Mit unserem Bild des Monats erinnern wir diesmal an eine Hamburger Besonderheit
Anfang 1989: Die morgendliche Schülerbeförderung weg von der Gesamtschule
Mümmelmannsberg. Auf der Linie 752
setzte die VHH am 03.02.1989 den Wagen 8433 (DB O 305, Baujahr 1984) ein. Wer hätte damals gedacht,
dass dieser Bus später zu einem Museumsbus wird?
Seit den
1980er-Jahren war Asbest in Gebäuden zunehmend in das öffentliche Bewusstsein
gerückt. Auch in der Gesamtschule Mümmelmannsberg fanden seit 1985
Untersuchungen zu dieser Thematik statt, die aber keine Gefährdungen ergaben.
Doch Mitte 1988 stellte der TÜV Asbestgefahren im 1. Bauabschnitt der Schule
fest, die vorsorgliche Maßnahmen zum Schutz der Schüler erforderten. Die
Schulbehörde entschied, für 46 Klassen den Schulbetrieb einzustellen und die
Schüler ab dem 14.12.1988 in vorgezogene Weihnachtsferien zu schicken und mit
den Sanierungsmaßnahmen zu beginnen.
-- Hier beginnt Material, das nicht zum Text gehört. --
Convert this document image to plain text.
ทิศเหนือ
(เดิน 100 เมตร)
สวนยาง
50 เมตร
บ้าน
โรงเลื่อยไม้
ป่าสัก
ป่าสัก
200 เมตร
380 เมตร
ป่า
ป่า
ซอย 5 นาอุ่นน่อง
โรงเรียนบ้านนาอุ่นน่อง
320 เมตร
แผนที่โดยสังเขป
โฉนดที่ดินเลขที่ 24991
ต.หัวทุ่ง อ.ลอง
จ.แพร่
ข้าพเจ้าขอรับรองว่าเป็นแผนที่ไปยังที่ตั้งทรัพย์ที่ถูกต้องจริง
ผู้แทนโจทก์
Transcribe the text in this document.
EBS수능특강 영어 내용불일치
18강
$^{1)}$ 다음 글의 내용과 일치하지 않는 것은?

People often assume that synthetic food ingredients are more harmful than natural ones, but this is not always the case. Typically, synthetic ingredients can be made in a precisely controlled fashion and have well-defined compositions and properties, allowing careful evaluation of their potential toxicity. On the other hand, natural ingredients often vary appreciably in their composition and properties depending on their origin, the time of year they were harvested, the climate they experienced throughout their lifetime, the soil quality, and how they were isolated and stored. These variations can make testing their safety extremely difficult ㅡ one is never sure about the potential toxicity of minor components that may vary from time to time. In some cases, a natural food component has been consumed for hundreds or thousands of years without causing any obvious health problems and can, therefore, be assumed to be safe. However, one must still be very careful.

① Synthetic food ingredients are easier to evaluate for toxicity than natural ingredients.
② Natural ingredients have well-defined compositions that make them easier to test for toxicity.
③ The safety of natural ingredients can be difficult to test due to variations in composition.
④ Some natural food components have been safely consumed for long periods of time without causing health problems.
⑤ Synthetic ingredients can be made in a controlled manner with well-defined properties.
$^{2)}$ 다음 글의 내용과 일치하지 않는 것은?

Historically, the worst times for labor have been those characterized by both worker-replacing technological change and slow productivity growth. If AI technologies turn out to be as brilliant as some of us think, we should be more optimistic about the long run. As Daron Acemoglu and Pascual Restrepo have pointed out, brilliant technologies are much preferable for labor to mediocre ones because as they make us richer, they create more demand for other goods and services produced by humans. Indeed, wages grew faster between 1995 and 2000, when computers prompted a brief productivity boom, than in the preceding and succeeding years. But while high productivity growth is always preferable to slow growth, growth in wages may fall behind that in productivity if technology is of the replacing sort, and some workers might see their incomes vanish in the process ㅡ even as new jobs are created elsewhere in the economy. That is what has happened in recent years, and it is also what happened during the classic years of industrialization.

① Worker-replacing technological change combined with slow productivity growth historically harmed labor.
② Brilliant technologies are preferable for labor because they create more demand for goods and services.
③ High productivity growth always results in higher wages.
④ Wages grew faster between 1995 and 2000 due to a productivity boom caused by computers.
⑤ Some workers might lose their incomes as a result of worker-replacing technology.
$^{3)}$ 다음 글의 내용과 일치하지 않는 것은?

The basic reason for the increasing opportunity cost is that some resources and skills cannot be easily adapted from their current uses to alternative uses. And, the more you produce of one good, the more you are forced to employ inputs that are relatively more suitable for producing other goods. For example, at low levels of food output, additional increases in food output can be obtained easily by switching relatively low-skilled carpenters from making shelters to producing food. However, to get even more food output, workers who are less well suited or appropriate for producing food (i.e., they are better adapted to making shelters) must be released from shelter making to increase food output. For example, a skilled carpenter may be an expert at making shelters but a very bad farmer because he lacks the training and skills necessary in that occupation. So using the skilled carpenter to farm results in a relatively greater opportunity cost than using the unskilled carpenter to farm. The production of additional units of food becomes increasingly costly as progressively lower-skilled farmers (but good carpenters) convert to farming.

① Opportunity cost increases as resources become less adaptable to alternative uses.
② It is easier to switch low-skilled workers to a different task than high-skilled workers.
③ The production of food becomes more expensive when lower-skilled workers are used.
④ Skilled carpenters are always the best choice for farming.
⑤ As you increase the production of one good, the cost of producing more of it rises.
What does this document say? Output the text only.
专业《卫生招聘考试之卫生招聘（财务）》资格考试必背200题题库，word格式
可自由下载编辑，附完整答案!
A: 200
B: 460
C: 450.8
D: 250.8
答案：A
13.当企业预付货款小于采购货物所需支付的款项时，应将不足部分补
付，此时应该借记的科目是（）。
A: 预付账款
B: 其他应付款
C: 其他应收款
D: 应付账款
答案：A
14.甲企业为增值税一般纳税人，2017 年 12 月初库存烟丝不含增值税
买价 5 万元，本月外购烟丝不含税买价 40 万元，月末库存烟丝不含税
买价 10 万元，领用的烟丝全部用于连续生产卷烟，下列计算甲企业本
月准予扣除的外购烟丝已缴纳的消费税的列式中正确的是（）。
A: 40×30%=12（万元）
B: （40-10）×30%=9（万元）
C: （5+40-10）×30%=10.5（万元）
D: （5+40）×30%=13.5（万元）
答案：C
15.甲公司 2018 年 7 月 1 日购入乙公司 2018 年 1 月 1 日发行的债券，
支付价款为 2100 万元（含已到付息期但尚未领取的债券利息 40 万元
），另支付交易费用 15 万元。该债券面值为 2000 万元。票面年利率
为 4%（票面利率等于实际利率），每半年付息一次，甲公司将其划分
Die zuständige Senatorin sprach sich gegen
die Errichtung von Pavillons als Ausweichquartier aus. Also blieb nur die
Möglichkeit, die Schüler auf Gastschulen in Hamburger Stadtgebiet zu verteilen.
Der Senat richtete deswegen am 10.01.1989 einen Dringlichen Antrag an die
Bürgerschaft (BüDrs 13/3102), um Mittel für die Einrichtung von Schulbuslinien
einzuwerben.
Der Senat entschied sich für folgende
Gastschulen:
Ehemalige
Janusz-Korczak-Schule (Bullenhuser Damm) – 480 Schüler der Stufen 5-7
Otto-Hahn-Schule
(Jenfelder Allee) – 300 Schüler der Stufen 8 und 9
Schule Speckenreye –
170 Schüler der Stufe 10
Gymnasium St. Georg
(Querkamp) – 120 Schüler der Oberstufe
Der Senat sah das
Oberstufen-Kurssystem als ungeeignet für einen Schulbusbetrieb an. Auch mit
Rücksicht auf die soziale Lage der Bevölkerung in Mümmelmannsberg erhielten
diese Schüler eine kostenlose Schülermonatskarte. Für die drei anderen
Ausweichorte führte der Senat eine öffentliche Ausschreibung für Schulbuslinien
aus. Die HOCHBAHN und die VHH erhielten den Zuschlag und richteten folgende
drei Schulbuslinien ein, die am 09.01.1989 den Betrieb
aufnahmen:
752 nach Speckenreye (VHH)
777 nach Jenfelder Allee (HHA)
779 nach Bullenhuser Damm (HHA/VHH)
Es war noch dunkel,
als die Schüler am 03.02.1989 bei
der Schule Mümmelmannsberg den HHA-Bus 7731 (MB O 405 G, Baujahr 1987)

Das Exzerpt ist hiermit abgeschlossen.